Isabel Cabanillas de la Torre, an artist in the Mexican border city Juarez, was fascinated with eyes. She liked to paint them. In one self-portrait, a tear dropped from an eye.

It was prophetic. While riding her bicycle home after a festive night with friends at a popular bar, she was executed cartel-style: one shot to chest, one to head. At 25 she became the latest victim in a year that could set a record for homicides in a city known as the most dangerous in the world. There were 119 murders in January, 18 over the weekend when Isabel was killed.
The cartels do not discriminate on the basis of age, race, gender. All are killed with equal facility. Most are males, considering that drug trafficking is a male pursuit. But the killers aim for special effects with women involving a degrading kind of torture. Mexican women have termed this femicide and have staged protests. They are welcome but unavailing since the cartels control the country, including law enforcement.

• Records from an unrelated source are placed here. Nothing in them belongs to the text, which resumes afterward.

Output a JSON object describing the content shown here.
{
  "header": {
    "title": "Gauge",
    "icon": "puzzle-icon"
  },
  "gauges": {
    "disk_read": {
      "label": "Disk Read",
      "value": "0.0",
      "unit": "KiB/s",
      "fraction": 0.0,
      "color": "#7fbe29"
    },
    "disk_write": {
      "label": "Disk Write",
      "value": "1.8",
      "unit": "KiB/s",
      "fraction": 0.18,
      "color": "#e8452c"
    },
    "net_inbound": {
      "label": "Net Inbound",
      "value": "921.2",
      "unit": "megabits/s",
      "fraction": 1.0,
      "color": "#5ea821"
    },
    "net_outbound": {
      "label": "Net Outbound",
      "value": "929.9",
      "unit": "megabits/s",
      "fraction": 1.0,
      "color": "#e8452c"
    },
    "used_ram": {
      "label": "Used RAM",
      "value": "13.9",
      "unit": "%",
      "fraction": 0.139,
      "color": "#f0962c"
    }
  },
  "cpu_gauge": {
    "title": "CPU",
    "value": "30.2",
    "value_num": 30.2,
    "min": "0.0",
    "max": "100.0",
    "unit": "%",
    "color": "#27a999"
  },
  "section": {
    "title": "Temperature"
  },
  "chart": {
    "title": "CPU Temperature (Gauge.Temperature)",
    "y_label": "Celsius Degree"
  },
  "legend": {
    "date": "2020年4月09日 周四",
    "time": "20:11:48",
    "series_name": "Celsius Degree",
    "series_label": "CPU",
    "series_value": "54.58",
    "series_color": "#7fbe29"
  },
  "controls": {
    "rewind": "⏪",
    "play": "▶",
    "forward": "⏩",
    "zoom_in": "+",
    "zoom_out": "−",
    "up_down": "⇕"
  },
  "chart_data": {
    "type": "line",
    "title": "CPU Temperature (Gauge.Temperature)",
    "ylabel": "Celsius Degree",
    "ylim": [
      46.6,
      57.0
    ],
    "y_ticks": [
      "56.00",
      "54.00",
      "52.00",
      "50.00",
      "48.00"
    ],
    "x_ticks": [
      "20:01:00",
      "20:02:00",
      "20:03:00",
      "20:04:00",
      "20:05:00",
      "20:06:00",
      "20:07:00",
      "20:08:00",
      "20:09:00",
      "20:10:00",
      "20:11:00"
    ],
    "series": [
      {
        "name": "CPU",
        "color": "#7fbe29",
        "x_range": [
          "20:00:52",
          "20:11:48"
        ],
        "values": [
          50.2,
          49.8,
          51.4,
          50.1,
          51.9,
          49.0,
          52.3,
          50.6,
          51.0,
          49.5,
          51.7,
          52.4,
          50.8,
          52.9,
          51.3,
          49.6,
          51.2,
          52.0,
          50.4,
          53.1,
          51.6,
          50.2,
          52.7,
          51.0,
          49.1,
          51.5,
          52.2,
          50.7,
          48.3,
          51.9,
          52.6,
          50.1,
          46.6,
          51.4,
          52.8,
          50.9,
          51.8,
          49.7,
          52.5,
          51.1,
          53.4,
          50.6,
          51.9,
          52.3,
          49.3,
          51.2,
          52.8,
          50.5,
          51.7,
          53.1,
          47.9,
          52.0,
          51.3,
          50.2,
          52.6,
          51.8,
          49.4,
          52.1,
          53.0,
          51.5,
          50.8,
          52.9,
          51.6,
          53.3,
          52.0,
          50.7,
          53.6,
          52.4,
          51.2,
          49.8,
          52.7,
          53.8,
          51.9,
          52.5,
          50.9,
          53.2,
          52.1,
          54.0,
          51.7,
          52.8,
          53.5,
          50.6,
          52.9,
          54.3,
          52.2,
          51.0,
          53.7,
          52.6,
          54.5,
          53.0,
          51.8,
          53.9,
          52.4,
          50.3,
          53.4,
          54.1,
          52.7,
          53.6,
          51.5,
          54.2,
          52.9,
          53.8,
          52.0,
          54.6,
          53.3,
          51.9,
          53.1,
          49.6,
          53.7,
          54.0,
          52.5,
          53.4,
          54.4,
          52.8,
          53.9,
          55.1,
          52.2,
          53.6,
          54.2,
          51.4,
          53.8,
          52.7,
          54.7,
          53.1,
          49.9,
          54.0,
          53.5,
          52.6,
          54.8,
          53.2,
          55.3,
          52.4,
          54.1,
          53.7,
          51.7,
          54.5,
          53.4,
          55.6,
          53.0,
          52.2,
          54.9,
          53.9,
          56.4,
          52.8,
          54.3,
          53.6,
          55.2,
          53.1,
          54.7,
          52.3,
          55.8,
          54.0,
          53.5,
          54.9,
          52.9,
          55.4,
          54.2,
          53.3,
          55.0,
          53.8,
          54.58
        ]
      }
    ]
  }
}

Isabel didn’t challenge the cartels, which is a sure route to death. But she was active in local matters and freely expressed herself. That was sufficiently offensive. She conveyed in her art the grueling working conditions at the many small assembly plants providing goods for the American market. The women who work there because they can work nowhere else are the victims of the cartels who prey on the poor, not the affluent. It’s a lot easier.
This write-up comes rather late after Isabel’s death. Since the U.S. media rarely covers Mexican violence, concentrating rather on far away places like Syria and Somalia, you have to play catch-up and get the news from more marginal sources when it arrives. The tears for Isabel are in Mexico, not America.